If I were to be incredibly unfair, The Earthmen were a second rate Britpop-sounding band in a country that unless you were actually cuppa-tea-mate British you may as well pack up the instruments and go home. It’s a very lazy pigeonhole to drop them in, but when you stick yourselves in button-down suits and throw in a guy on Hammond organ, you’re either authentic 60s revivalists or Britpop fair game. The Earthmen actually pre-dated the rise of Britpop, but after having released a bunch of EPs and singles their sound quickly became aligned with that of the sweeping guitar-led pop bands of the UK and Australian audiences seeking a similar sound found refuge with The Earthmen. The songwriting partnership of singer Scott Stevens and guitarist Nick Batterham, one a diminutive, golden-throated frontman and the other a geeky looking, spec-wearing muso helmed the band through thick and thin. Damon Albarn and Graham Coxon they weren’t (and I’m sure such comparisons only made their blood boil) but for a while they were as close we got.
If it isn’t already apparent, I didn’t particularly like this band to begin with (blame it on the usual Sydney vs. Melbourne rivalry) and the singer didn’t particularly like me either (I think I borrowed his girlfriend once), but there’s no denying the classic pop song appeal “Whoever’s Been Using This Bed” has in spades. This song could actually sound like a long-lost Blur single recorded inbetween Modern Life is Rubbish and Parklife and something that would stand up easily when measured against their UK counterparts. The gorgeous melodies and rich arrangements matched with Steven’s soaring vocals really elevated this song to a point where you just had to stop and listen, and what could’ve become a spiteful lyric takes a more endearing, heartfelt turn.
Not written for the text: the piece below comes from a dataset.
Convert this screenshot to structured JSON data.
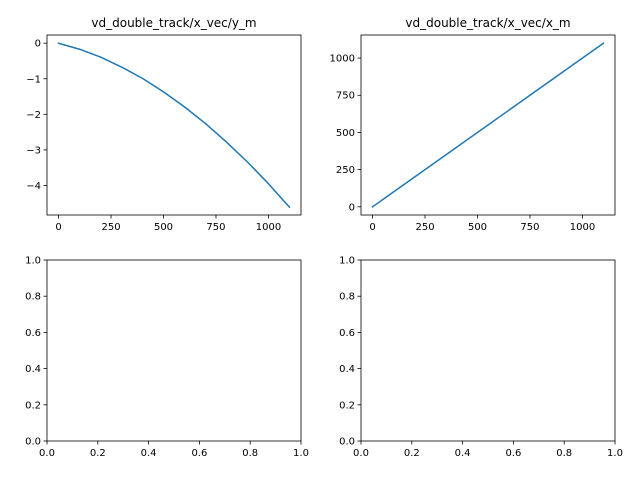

In indie clubs across the nation, this was the one song guaranteed to bring all the barrette-wearing girls and Ben Sherman-wearing boys onto the dance floor as if it were the adopted national anthem for the Australian club kids.
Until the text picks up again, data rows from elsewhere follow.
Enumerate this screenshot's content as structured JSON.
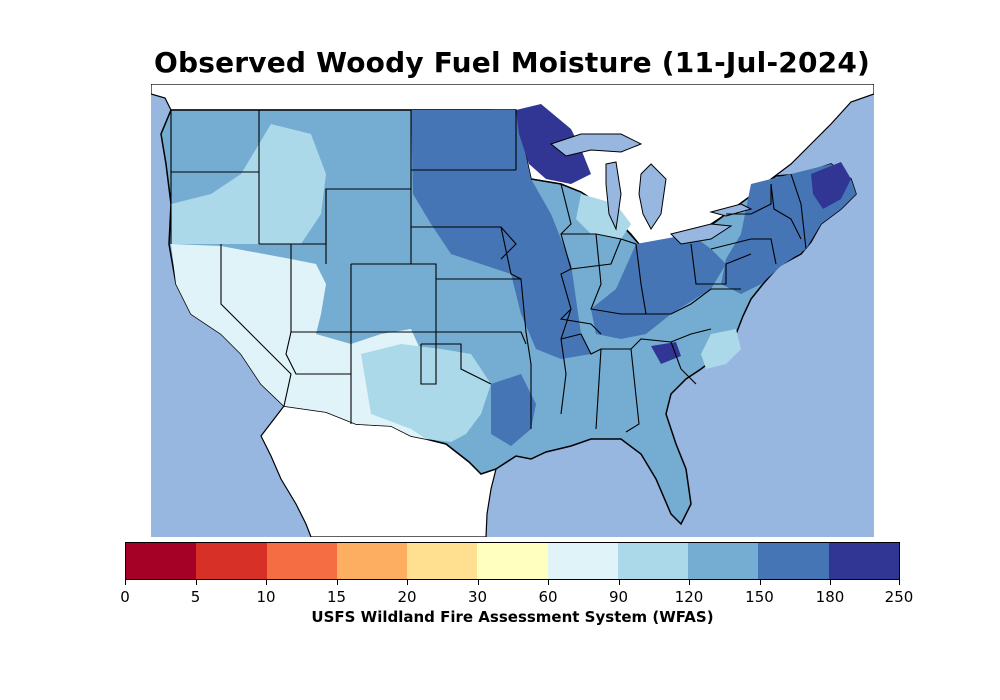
{
  "title": "Observed Woody Fuel Moisture (11-Jul-2024)",
  "colorbar": {
    "caption": "USFS Wildland Fire Assessment System (WFAS)",
    "tick_labels": [
      "0",
      "5",
      "10",
      "15",
      "20",
      "30",
      "60",
      "90",
      "120",
      "150",
      "180",
      "250"
    ],
    "colors": [
      "#a50026",
      "#d73027",
      "#f46d43",
      "#fdae61",
      "#fee090",
      "#ffffbf",
      "#e0f3f8",
      "#abd9e9",
      "#74add1",
      "#4575b4",
      "#313695"
    ]
  },
  "map": {
    "water_color": "#97b6e0",
    "land_outside_color": "#ffffff",
    "border_color": "#000000"
  }
}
If anything, “Whoever’s Been Using This Bed” signaled the sudden rise and then even more sudden death of the Australian Britpop (Auspop?) scene, something that most bands influenced by the current UK trends tried to replicate and create some momentum within their own respective club scenes, but for whatever reason or another (major labels cashing in on a dying fad/record buyers who weren’t convinced) couldn’t make it happen to any profitable degree. The Earthmen never came close to repeating the success they had with this single, and their debut album Love Walked In released a couple of months later received positive column inches by critics but failed not only to meet public expectation but also the charts — blame here could be shared on the appalling album cover of a pixelated photograph of a boy and girl sans clothes — and thus after a final EP the following year, with nails and coffin in place, The Earthmen troubled the music industry no further.
They probably deserve a much more kinder and better thought out tribute than this, and I’m sure in a different time and place they could’ve been huge, but given the lack of overwhelming hype that is often visited on many an undeserving band in the UK, The Earthmen did well with what they had and gave us more than a few good songs to remember them by, this being just one of them.